Jowett spread his palms to signify the collapse of Cribb’s theory.
‘As I understood it,’ returned Cribb, looking steadily at the table in front of him as he spoke, ‘there was an interruption during the seance when Mr Brand claimed that someone had entered the study. Mr Nye went downstairs to turn off the current. It was not turned on again until Mr Brand was pacified. Shortly after, Brand was found dead in the chair.’

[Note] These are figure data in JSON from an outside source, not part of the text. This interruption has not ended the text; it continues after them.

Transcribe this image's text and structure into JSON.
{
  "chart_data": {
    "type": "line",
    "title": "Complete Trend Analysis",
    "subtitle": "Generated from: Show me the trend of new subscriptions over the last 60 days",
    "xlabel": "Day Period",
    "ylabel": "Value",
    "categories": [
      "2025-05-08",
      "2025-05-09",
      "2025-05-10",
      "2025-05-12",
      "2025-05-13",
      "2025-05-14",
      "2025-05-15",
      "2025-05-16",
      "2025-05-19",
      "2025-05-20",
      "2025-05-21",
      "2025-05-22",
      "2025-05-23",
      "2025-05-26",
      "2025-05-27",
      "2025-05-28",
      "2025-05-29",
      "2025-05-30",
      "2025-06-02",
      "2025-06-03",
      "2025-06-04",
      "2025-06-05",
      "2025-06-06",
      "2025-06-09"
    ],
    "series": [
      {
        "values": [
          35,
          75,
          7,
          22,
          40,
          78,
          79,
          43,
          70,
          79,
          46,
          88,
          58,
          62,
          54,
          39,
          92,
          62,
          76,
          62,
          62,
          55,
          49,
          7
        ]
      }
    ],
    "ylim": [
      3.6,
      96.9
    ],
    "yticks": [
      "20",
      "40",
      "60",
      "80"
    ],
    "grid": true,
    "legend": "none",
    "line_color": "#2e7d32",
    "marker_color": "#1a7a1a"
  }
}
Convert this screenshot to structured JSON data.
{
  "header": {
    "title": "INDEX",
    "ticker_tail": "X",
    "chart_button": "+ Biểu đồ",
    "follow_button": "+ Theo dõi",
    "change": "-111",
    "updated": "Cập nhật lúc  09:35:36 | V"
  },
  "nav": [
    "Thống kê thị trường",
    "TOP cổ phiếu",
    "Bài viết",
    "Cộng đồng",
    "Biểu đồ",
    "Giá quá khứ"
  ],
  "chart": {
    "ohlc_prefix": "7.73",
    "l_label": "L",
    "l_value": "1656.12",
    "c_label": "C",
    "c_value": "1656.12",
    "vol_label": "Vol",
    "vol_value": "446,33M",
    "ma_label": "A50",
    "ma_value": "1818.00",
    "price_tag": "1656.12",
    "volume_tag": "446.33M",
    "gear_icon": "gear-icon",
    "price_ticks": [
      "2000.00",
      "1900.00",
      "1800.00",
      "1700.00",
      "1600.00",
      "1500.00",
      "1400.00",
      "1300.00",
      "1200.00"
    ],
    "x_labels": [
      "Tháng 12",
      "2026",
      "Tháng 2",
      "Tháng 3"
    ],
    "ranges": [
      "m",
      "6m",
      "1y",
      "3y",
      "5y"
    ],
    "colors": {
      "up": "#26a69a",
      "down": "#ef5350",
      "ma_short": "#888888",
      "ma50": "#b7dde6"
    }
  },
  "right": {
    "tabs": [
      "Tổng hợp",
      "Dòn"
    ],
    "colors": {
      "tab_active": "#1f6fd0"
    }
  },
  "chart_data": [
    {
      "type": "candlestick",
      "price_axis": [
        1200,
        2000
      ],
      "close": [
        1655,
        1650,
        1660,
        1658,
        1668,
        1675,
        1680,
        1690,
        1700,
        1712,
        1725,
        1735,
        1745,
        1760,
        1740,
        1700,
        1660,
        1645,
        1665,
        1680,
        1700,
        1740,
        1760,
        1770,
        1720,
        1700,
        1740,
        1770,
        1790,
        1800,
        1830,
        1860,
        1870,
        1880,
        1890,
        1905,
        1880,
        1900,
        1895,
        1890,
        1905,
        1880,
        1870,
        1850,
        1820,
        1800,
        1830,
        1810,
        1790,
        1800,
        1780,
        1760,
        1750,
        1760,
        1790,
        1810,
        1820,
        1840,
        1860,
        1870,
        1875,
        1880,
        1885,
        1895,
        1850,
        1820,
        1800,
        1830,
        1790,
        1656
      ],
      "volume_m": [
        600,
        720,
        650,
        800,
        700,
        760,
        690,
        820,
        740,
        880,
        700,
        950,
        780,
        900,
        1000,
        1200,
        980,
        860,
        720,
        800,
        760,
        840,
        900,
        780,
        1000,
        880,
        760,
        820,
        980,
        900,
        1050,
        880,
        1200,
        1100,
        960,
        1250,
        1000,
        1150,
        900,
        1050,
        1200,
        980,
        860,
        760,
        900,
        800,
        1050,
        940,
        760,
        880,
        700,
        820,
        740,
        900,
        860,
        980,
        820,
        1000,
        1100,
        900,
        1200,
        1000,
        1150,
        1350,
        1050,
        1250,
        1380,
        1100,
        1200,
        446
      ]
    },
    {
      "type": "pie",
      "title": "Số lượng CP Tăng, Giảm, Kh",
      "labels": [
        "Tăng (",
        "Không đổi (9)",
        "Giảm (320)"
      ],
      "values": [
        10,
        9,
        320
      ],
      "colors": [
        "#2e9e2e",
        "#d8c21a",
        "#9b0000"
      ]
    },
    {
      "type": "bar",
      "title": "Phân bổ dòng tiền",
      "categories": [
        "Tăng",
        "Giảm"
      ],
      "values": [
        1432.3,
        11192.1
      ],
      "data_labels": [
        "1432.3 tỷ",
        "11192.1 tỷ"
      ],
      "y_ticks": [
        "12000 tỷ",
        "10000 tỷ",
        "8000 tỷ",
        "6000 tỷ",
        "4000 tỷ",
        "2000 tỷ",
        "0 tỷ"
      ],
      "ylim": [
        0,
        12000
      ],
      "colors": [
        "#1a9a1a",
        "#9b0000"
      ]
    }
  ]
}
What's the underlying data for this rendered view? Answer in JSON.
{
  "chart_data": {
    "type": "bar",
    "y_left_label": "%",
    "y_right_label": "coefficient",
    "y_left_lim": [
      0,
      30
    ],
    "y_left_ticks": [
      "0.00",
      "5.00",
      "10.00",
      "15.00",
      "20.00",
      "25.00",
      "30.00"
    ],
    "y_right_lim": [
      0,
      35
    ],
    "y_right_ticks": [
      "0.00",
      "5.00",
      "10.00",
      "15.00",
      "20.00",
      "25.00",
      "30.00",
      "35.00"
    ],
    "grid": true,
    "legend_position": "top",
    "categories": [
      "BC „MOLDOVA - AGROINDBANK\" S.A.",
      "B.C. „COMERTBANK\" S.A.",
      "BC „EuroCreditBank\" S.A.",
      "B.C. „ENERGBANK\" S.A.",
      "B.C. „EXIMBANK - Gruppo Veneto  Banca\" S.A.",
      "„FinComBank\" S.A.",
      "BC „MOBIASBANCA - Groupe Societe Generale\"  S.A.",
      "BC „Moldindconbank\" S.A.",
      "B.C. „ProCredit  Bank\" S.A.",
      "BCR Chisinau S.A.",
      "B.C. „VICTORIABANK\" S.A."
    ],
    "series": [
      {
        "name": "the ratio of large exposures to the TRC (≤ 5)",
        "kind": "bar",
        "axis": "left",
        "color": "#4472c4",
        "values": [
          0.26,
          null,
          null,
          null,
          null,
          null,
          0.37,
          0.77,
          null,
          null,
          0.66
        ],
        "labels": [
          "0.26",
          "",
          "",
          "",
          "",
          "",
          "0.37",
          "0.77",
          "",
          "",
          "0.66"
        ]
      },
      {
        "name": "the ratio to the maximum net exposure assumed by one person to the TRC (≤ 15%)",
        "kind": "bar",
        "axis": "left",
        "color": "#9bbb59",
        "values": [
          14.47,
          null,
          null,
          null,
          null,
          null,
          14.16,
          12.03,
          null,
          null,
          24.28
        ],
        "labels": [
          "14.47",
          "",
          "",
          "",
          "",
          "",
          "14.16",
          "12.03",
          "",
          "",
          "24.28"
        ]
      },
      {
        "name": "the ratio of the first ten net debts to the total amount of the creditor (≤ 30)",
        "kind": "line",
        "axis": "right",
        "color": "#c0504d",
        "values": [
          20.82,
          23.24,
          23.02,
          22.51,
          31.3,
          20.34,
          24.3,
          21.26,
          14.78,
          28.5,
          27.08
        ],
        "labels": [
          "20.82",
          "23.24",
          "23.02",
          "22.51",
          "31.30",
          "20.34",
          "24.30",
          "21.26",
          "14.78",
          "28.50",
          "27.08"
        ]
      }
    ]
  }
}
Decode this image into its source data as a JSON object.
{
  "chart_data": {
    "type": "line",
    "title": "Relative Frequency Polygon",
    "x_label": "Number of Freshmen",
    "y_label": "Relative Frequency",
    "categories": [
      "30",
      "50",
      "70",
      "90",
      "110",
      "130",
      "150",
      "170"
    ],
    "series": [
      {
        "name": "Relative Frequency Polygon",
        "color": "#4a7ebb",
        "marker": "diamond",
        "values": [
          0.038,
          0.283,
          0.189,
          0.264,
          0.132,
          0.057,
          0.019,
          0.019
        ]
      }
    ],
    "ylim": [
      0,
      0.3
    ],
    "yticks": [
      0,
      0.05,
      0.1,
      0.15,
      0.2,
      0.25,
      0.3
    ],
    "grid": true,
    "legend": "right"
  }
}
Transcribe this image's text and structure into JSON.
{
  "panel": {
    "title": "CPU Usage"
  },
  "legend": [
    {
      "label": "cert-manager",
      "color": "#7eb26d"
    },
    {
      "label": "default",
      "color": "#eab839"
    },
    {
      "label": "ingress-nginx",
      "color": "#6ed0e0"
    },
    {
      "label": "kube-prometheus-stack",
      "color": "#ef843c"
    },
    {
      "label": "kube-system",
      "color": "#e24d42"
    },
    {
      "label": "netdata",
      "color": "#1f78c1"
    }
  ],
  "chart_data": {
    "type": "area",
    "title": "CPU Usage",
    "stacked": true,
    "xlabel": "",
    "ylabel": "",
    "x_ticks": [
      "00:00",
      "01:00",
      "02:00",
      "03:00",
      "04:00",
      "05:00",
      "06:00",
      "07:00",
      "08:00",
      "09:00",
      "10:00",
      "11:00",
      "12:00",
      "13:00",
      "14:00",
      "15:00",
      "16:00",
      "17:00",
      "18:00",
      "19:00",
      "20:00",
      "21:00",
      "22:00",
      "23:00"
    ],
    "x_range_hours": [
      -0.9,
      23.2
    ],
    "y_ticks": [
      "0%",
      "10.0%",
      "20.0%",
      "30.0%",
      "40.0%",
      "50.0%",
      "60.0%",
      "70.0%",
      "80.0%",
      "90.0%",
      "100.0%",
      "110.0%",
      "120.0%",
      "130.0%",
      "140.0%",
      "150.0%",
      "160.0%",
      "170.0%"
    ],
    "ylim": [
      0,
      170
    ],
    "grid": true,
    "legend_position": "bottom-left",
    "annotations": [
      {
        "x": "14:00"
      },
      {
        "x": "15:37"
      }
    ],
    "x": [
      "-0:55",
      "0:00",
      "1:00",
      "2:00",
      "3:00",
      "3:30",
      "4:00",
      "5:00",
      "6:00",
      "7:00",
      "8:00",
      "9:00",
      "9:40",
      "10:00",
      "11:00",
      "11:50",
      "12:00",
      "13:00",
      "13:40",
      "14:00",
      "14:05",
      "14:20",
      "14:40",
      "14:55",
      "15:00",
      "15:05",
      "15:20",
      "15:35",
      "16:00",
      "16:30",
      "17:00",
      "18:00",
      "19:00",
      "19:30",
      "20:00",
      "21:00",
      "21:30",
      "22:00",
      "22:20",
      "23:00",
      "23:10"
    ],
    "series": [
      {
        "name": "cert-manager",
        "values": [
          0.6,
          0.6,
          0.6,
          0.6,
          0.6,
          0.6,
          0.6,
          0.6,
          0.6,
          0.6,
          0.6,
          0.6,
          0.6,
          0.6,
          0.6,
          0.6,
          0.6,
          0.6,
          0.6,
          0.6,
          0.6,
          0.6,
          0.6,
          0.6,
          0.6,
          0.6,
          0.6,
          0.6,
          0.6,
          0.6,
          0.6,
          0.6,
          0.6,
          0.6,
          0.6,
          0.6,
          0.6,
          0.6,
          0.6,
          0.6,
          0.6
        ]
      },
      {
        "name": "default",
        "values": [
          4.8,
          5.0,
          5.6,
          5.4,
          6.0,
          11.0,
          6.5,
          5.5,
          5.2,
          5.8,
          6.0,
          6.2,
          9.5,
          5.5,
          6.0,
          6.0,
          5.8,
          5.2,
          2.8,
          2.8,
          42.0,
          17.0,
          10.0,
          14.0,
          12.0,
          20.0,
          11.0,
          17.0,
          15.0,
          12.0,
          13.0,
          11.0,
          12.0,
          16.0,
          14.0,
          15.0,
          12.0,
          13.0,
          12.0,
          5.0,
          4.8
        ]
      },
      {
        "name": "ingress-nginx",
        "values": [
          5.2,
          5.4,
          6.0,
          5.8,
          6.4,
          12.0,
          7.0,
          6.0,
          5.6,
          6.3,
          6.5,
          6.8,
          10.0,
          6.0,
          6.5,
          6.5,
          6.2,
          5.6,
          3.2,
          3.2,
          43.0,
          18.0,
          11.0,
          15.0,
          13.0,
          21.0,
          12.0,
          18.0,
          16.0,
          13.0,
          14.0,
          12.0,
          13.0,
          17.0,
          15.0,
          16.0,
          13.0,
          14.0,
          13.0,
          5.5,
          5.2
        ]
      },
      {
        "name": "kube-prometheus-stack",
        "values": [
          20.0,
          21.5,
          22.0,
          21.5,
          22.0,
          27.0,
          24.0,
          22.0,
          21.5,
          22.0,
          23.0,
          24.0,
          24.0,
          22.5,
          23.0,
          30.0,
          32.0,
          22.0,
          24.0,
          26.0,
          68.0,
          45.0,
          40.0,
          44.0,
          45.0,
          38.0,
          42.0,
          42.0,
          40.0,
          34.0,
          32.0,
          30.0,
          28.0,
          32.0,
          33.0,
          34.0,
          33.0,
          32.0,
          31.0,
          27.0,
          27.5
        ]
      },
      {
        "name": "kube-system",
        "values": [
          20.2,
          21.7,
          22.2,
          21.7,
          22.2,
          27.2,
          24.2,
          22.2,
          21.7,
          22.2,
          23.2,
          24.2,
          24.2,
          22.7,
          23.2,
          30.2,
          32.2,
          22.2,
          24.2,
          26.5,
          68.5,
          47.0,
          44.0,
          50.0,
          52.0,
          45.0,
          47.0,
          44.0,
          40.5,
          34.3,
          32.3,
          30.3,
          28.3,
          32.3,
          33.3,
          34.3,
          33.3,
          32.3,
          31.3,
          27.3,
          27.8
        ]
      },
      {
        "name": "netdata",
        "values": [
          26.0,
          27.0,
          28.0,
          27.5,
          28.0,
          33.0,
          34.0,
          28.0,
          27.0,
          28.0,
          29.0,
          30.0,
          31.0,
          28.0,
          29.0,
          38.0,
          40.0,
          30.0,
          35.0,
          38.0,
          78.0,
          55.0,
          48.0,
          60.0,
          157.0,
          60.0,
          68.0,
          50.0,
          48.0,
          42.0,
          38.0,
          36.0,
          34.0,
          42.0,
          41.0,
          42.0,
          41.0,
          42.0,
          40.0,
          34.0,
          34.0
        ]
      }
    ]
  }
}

‘That is so,’ conceded Jowett, discountenanced again. ‘What I can’t explain is why he was not killed at the instant the power was restored,’ Cribb went on. ‘If I have it correct, the experiment was set up again at twenty minutes to eleven, the current was switched on and the galvanometer reading was not exceptional. It was a full minute before the needle jumped and we pulled aside the curtain to find Brand’s body.’
‘It makes no sense to me,’ said Cage.
‘There’s a notion forming at the back of my mind, but it’ll want time,’ said Cribb. ‘For the present, can we proceed upon the assumption that this was murder?’
‘If you think it will lead us somewhere,’ said Jowett, without much enthusiasm.
‘Well, sir, let’s return to the spirit hand for a moment.’
Jowett went a shade pinker.
‘If Brand was waving his right palm, coated with Blue John, about in the air-and it must have looked uncommon convincing, sir-he couldn’t have been holding the hand of the person on his right. In other words, the circle was broken and that person must have known it and been a party to the deception.’
‘By George, yes!’ said Jowett. ‘Do you know who it was? Miss Crush, of all people! I am absolutely certain of it.’
‘Rightly so, sir. Mr Strathmore very helpfully made a plan of the seating arrangements, which I borrowed on Saturday. Miss Crush, as you say, sat on the right of the medium and must have helped him. Now why should that lady be so rash as to conspire with a fraud-as we now know Brand to have been? He was not her class of person at all. You don’t find respectable maiden ladies with houses in Belgravia associating with the dregs of the race-course. There had to be some reason for this irregular alliance.’
‘I think I know it, Sarge,’ said Thackeray suddenly.
‘We’ll return to you in a moment, then,’ said Cribb without much gratitude. ‘I first suspected something between them when we attended Professor Quayle’s lecture. Already she had tried to persuade me not to question Peter Brand about the theft of her vase, although at the time I put that down to her enthusiasm for spiritualism, and her wish not to upset the medium. But at the lecture, it was crystal clear that she was there to help him, supplying him with information about Uncle Walter, and pretending it was all quite new, although they had been through the same performance at the first seance at Richmond.’